P&Gは資料を提出しましたが、消費者庁は、その資料が「表示の裏付けとなる合理的な根拠を示すものであるとは認められない」と判断しました。
つまり、「浴室に置くだけで浴室全体のカビの繁殖を6週間防ぐ」という、消費者が広告から受け取る効果を客観的に実証できなかった、ということです。

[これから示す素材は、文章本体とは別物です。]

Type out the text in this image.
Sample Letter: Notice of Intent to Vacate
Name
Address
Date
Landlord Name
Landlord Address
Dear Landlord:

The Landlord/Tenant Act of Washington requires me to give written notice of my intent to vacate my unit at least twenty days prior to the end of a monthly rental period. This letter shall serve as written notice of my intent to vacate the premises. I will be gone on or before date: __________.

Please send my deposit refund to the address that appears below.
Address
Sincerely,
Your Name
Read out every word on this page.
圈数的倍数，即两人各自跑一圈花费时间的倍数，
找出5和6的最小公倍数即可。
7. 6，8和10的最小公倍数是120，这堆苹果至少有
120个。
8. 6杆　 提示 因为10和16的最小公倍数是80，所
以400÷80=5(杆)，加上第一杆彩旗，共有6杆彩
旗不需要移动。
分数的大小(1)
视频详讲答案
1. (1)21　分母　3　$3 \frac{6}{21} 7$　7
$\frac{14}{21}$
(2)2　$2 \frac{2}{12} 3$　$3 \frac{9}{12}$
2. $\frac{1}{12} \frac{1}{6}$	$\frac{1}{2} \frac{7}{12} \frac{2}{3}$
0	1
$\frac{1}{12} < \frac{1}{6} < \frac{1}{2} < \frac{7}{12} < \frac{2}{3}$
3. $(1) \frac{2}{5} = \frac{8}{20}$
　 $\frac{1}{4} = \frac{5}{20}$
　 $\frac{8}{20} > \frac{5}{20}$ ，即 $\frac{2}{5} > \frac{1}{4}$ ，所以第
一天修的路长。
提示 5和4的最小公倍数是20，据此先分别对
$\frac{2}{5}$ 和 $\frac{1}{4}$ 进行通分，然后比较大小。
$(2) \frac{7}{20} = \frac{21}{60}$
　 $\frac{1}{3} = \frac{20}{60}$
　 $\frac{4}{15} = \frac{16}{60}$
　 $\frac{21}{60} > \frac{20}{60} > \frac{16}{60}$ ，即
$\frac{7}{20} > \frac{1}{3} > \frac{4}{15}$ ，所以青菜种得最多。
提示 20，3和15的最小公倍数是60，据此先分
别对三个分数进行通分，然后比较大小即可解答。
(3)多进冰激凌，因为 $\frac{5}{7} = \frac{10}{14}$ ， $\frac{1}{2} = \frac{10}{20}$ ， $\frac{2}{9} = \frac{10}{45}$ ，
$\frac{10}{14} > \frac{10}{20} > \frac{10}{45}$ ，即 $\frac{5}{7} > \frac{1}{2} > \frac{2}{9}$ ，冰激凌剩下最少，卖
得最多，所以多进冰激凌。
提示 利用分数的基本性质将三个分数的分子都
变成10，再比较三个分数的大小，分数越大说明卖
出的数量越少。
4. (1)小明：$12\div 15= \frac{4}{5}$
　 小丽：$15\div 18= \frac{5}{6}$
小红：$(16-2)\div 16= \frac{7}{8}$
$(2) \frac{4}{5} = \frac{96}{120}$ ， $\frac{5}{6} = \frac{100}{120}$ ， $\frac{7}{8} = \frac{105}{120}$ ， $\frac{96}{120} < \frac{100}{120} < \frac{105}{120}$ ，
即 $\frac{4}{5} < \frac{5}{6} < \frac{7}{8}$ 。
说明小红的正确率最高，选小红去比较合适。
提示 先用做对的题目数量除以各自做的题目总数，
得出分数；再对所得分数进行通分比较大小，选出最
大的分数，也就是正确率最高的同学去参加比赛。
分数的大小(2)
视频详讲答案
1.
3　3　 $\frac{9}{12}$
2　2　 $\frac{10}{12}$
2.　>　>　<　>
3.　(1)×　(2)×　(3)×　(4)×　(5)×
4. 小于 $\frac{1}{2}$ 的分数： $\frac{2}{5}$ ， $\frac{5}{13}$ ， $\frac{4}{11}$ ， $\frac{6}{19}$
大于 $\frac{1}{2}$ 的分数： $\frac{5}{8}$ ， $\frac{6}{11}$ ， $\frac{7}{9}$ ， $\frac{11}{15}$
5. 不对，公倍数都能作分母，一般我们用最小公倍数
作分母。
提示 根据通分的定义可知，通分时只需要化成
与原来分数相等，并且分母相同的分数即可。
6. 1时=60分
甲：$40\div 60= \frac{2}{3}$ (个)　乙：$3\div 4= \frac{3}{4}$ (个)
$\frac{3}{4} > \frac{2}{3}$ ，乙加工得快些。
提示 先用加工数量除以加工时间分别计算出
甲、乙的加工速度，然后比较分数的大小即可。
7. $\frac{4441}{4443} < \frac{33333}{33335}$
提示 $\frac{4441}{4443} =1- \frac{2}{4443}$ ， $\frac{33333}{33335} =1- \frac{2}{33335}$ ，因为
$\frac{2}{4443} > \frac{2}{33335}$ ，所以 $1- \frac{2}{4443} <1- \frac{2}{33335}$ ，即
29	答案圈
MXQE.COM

実際のものよりも著しく優れた効果があるかのように見せかける表示は、消費者が商品を正しく選ぶことを妨げる「優良誤認表示」として、景品表示法で禁止されています。
どのような命令が出されたのか?
今回の措置命令で、P&Gは消費者庁から以下の3点を命じられました。
- 違反の事実を消費者に周知徹底すること
今回の広告表示が景品表示法に違反するものであったことを、一般の消費者に広く知らせなければなりません。周知の方法は、あらかじめ消費者庁の承認を受ける必要があります。
- 再発防止策を講じ、社内で徹底すること
今後同様の違反行為が起きないよう、具体的な再発防止策を立て、それを役員や従業員に徹底することが求められます。
- 今後、同様の表示を行わないこと
合理的な根拠がないまま、今回問題となった表示と同じような表示を、今後行ってはならないと命じられました。
私たちが学ぶべきこと
今回の事例は、私たち消費者にとっても、広告との向き合い方を考える上で重要な示唆を与えてくれます。
- 「置くだけ」「飲むだけ」には期待しすぎない
「〇〇するだけ」という手軽さをうたう商品は魅力的ですが、その効果には必ず条件や限界があります。

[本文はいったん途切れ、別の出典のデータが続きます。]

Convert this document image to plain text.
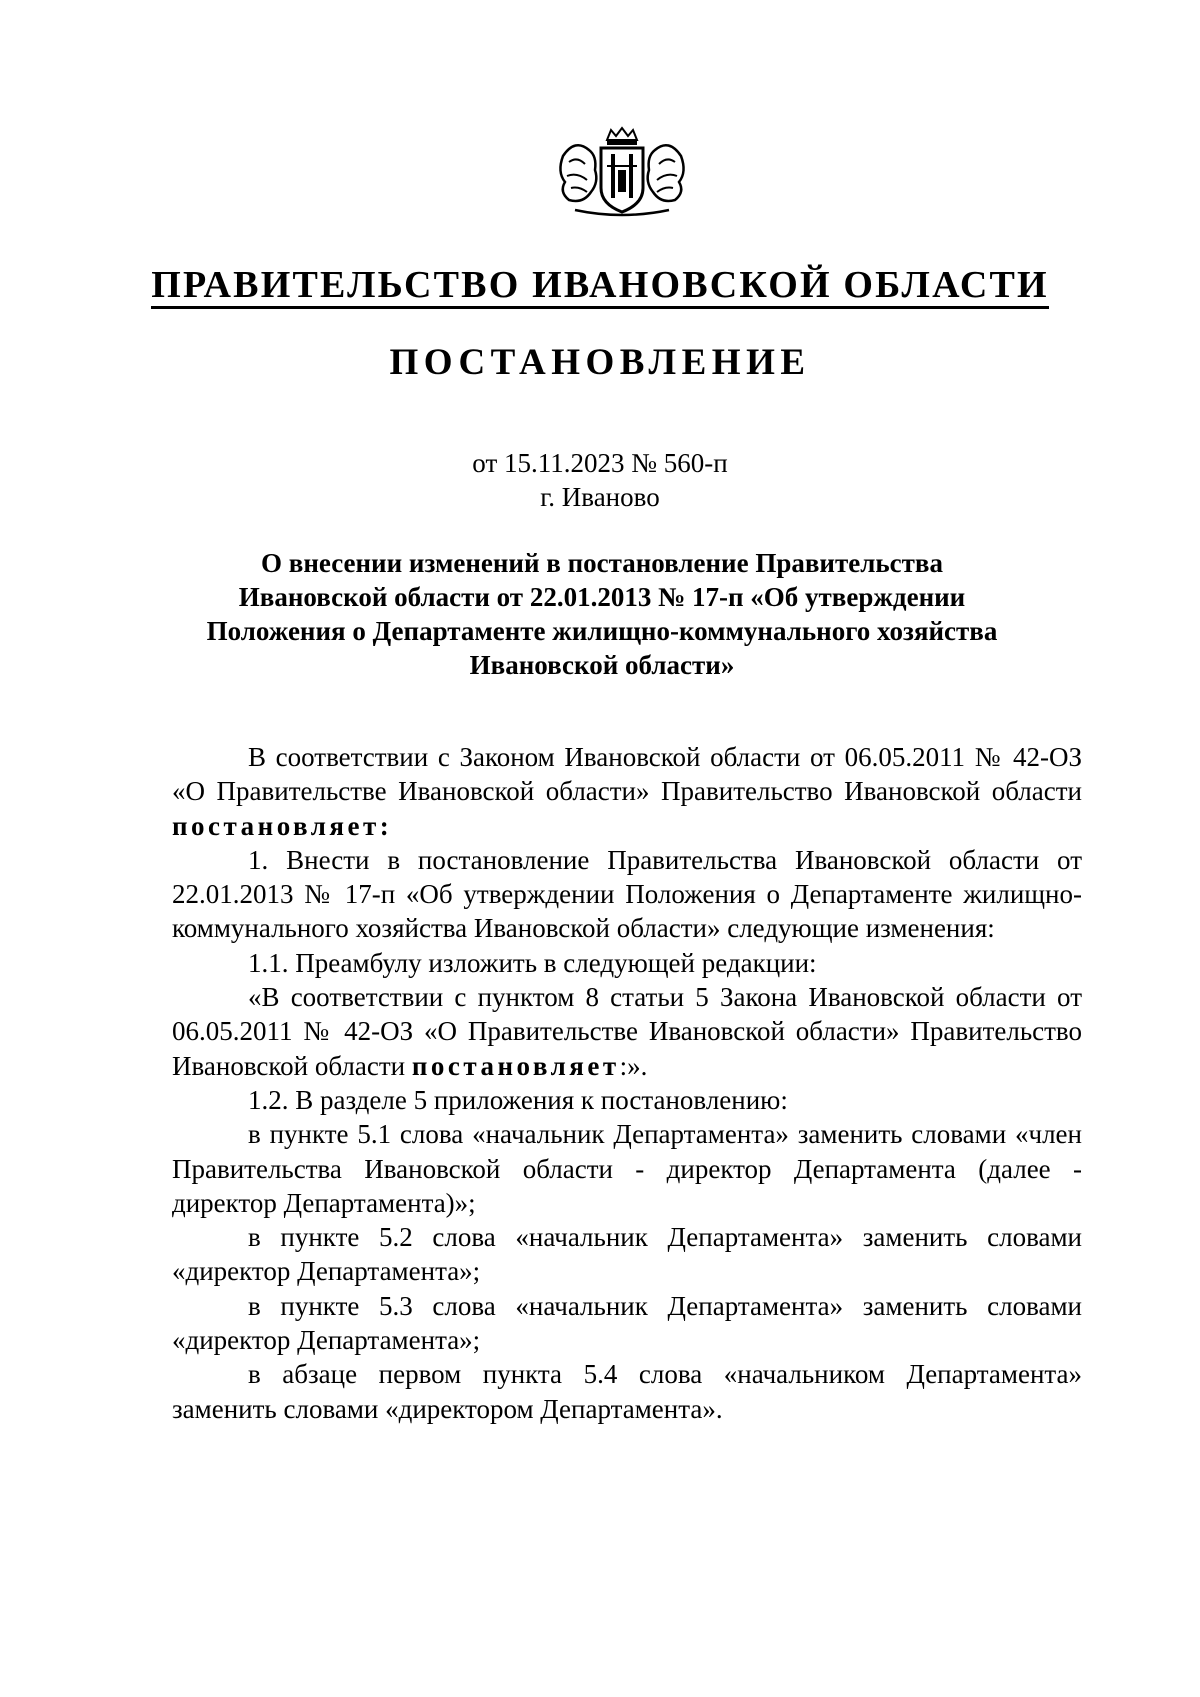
ПРАВИТЕЛЬСТВО ИВАНОВСКОЙ ОБЛАСТИ
ПОСТАНОВЛЕНИЕ
от 15.11.2023 № 560-п
г. Иваново
О внесении изменений в постановление Правительства
Ивановской области от 22.01.2013 № 17-п «Об утверждении
Положения о Департаменте жилищно-коммунального хозяйства
Ивановской области»

В соответствии с Законом Ивановской области от 06.05.2011 № 42-ОЗ «О Правительстве Ивановской области» Правительство Ивановской области постановляет:

1. Внести в постановление Правительства Ивановской области от 22.01.2013 № 17-п «Об утверждении Положения о Департаменте жилищно-коммунального хозяйства Ивановской области» следующие изменения:

1.1. Преамбулу изложить в следующей редакции:

«В соответствии с пунктом 8 статьи 5 Закона Ивановской области от 06.05.2011 № 42-ОЗ «О Правительстве Ивановской области» Правительство Ивановской области постановляет:».

1.2. В разделе 5 приложения к постановлению:

в пункте 5.1 слова «начальник Департамента» заменить словами «член Правительства Ивановской области - директор Департамента (далее - директор Департамента)»;

в пункте 5.2 слова «начальник Департамента» заменить словами «директор Департамента»;

в пункте 5.3 слова «начальник Департамента» заменить словами «директор Департамента»;

в абзаце первом пункта 5.4 слова «начальником Департамента» заменить словами «директором Департамента».
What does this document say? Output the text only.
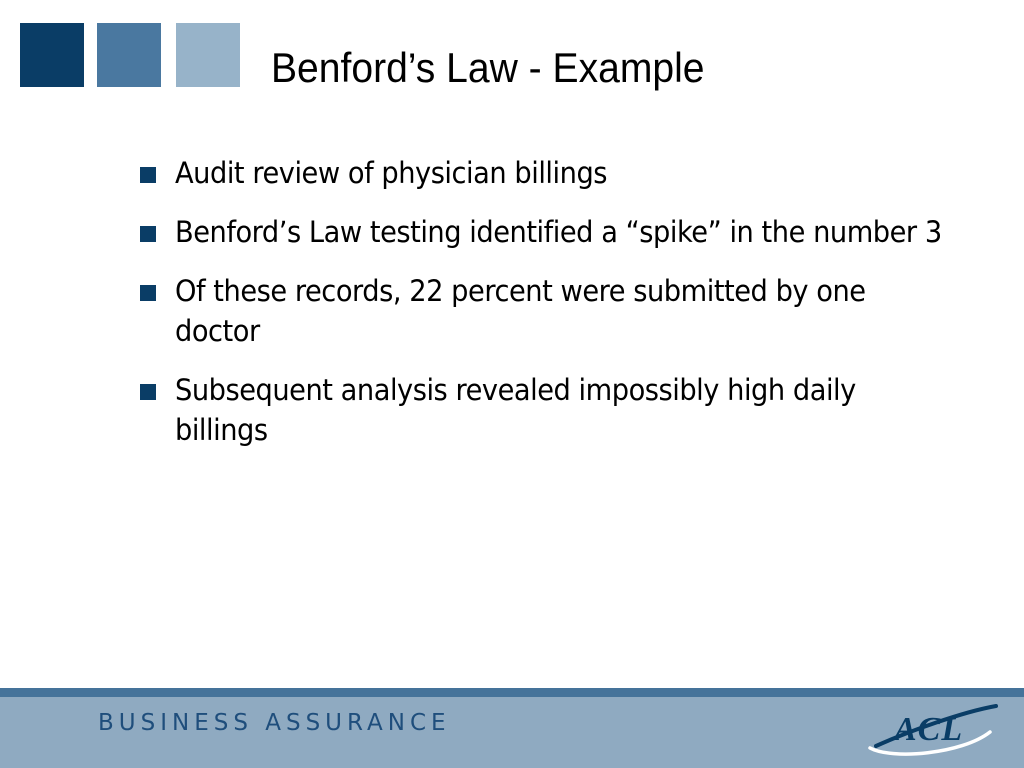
Benford’s Law - Example
Audit review of physician billings
Benford’s Law testing identified a “spike” in the number 3
Of these records, 22 percent were submitted by one doctor
Subsequent analysis revealed impossibly high daily billings
BUSINESS ASSURANCE	ACL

広告のイメージ映像やキャッチコピーだけを鵜呑みにせず、小さな文字で書かれている注意書き(※個人の感想です、使用状況によります、など)にも目を通す冷静さが必要です。
- 「画期的な新技術」も冷静に見る
「自然発想BIOコートテクノロジー」のような、科学的で画期的に聞こえる言葉が使われていると、つい効果を信じてしまいがちです。しかし、その技術が実際の使用環境で広告どおりの効果を発揮するかは別問題です。
- 体験談は「個人の感想」
ウェブサイトには「家事代行No.1のベアーズも実感した防カビ効果!」といった推薦コメントや、「カビが気にならなくなった」「掃除の頻度が減った」などの愛用者の声が掲載されていました。
これらはあくまで個人の感想であり、全ての人に同じ効果を保証するものではありません。
今回の措置命令は、たとえ大手企業の有名ブランドであっても、広告表示には厳しい目が向けられていることを改めて示しました。